Directed by Martin McDonagh
Starring Colin Farrell, Brendan Gleeson, Kerry Condon, Barry Keoghan

8/10

The struggle between two aspirations is explored in this dry, yet laugh-out-loud hilarious new Irish tragicomedy that’s darker than Guinness. How do you spend your time in life: establishing a legacy for yourself, or simply spending it drinking, gabbing, and establishing friendships? The Banshees of Inisherin takes this idea and dramatises it in a way that’s so engaging in such a funny way.

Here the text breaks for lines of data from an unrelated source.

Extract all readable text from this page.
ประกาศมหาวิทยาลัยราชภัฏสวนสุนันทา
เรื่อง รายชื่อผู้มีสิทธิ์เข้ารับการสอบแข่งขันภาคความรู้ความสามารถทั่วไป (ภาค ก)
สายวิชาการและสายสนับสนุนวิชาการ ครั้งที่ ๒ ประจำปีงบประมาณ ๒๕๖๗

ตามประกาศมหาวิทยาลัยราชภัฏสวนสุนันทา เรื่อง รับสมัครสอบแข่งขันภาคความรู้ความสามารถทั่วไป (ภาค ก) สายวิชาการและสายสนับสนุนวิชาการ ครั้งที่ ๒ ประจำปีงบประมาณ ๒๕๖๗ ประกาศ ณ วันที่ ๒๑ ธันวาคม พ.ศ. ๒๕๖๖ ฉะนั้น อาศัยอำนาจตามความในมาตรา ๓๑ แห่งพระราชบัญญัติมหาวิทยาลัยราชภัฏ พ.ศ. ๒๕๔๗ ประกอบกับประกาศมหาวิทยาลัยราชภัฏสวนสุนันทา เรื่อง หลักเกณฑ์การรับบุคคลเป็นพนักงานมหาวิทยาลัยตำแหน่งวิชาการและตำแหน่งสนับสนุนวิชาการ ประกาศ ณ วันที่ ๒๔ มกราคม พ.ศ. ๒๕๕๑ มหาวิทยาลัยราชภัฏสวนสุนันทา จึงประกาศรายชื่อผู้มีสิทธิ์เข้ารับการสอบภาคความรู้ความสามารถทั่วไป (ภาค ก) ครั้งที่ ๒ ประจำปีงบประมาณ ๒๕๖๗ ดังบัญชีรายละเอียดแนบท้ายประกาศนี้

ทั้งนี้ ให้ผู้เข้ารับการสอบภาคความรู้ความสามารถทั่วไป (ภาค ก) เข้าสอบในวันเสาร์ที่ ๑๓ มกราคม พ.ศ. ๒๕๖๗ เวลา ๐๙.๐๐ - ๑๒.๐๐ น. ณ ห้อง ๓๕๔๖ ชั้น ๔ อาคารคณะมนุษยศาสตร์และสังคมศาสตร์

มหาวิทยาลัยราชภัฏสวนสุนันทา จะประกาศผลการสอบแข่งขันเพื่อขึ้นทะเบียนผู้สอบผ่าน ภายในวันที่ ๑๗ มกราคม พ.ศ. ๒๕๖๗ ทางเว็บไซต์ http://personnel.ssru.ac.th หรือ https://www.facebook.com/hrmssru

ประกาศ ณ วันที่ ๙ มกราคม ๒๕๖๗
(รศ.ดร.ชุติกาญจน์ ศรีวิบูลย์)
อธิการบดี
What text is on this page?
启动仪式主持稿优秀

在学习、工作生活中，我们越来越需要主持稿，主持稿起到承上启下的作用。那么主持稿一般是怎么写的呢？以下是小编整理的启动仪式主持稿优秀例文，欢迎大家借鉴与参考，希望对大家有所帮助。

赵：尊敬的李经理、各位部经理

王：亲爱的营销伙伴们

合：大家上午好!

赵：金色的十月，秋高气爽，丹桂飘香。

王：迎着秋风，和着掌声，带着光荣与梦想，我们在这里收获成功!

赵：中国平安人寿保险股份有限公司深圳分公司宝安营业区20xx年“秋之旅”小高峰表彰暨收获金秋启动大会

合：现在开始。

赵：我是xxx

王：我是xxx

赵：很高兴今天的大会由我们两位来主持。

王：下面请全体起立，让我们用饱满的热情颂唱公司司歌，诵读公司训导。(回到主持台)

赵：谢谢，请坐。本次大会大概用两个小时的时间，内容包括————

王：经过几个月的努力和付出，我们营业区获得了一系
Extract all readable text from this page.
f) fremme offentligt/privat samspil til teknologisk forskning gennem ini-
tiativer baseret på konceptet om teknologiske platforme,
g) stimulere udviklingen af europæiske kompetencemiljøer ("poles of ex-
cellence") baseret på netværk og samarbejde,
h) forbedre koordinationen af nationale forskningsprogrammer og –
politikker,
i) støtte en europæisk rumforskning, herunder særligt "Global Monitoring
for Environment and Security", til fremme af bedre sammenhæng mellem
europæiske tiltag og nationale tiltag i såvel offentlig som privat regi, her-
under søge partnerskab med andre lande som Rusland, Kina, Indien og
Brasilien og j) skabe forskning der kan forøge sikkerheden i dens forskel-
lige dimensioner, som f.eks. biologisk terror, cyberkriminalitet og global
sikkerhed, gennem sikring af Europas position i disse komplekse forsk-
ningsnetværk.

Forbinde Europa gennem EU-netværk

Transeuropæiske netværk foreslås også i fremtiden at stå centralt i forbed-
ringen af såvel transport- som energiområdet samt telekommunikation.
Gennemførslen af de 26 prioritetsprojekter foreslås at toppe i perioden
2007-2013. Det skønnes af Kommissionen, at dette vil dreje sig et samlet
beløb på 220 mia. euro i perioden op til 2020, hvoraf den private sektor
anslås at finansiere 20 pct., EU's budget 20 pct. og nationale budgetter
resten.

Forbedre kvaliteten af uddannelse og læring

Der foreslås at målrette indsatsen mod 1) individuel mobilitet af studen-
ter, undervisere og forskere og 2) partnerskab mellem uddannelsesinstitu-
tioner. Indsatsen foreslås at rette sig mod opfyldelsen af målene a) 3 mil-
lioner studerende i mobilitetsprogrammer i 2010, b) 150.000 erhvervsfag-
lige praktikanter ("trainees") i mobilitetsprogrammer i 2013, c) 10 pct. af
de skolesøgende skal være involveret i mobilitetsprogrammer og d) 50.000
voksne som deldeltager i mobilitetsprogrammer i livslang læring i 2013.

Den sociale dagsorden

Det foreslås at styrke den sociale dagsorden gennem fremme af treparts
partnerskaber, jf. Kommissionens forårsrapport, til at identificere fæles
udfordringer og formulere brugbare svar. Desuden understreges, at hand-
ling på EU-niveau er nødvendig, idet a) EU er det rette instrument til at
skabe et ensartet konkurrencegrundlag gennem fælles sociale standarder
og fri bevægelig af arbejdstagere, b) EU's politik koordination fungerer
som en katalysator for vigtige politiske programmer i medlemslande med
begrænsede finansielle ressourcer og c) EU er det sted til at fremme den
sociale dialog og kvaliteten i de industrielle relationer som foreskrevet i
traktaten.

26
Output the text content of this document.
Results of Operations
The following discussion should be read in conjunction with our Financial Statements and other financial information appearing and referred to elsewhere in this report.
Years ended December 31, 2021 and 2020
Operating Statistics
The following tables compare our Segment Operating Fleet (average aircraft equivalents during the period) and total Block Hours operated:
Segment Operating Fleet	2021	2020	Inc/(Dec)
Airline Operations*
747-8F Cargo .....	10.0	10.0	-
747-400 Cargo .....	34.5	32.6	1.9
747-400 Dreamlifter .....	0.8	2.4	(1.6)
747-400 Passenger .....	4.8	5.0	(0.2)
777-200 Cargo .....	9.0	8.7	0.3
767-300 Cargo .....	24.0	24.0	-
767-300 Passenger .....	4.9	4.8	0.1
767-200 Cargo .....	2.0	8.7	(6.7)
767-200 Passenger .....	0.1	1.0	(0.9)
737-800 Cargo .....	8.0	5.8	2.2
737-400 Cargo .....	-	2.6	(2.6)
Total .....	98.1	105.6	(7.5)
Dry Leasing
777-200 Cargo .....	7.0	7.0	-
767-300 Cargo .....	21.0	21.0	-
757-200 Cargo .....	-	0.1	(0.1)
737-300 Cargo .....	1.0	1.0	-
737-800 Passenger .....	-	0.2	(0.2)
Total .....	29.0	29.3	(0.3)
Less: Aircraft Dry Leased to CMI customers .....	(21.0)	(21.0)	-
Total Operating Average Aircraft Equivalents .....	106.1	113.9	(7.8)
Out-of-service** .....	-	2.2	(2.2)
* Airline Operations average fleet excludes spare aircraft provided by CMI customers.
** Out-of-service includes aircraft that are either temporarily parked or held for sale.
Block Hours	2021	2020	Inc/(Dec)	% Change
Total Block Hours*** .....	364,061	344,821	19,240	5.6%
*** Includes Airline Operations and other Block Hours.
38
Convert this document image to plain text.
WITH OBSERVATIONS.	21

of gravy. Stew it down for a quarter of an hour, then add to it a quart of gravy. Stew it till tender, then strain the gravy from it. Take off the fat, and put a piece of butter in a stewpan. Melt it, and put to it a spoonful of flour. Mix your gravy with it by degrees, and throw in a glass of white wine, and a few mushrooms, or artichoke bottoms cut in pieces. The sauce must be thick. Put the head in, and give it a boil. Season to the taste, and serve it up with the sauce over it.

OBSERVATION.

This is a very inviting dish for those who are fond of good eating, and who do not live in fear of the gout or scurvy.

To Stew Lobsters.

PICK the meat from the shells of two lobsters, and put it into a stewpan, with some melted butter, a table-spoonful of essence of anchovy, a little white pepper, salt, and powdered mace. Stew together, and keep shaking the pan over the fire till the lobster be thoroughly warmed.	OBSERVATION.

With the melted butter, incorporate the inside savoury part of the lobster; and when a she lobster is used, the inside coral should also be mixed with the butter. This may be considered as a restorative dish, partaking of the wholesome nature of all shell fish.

When the “plot” of the film emerges, you wonder “is that it?” Colm (Brendan Gleeson) tells his friend Pádraic (Colin Farrell) that he no longer wants his company. What’s wrong with Pádraic? Not much, nice enough fellow, but Colm feels their conversations are too time-wasting, and he feels the need for more substantial conversations – or better yet, making art and music instead. Colm feels their conversations go nowhere and mean nothing, whereas the folk songs he creates could give him a legacy even after he’s dead.

Given the blunt nature of how he breaks off this friendship, Pádraic is confused and incensed with such a break-up. He retorts that their conversations aren’t meaningless, that they make up life itself. From here, we have an unstoppable force hitting an immovable barrier – no matter how adamant Colm is and no matter how insistent Pádraic is.

And that’s the premise of the film. A very basic one that could be written on the back of a match-box. And from this simple premise comes an immense study of two different men, the few tight-knit townsfolk that know them well, and the increasingly shocking and dark situations they put themselves in.

All of this seems so simple, yet from this premise emerges such a haunting tale that gets more twisted as it goes, involving rejection, rejection of rejection, honour, revenge, and eventually bodily mutilation. Coming from writer-director Martin McDonagh, who previously gave us In Bruges and Three Billboards Outside Ebbing, Missouri, this feels almost like a film-writing exercise, as if how to extract the most from the simplest of “plots.” What’s going on on screen may seem skeletal, but what it conjures is very substantial, the kind of film that will generate conversations and arguments about these two characters, and how we can relate our own lives and how we spend them.

With such fantastic performances at the helm, along with stunning and thoughtful cinematography that places you right within this isolated Irish village at the tail-end of their Civil War, The Banshees of Inisherin is quite a stunner, a film that ponders the great question of life, all the while being so amusing and funny.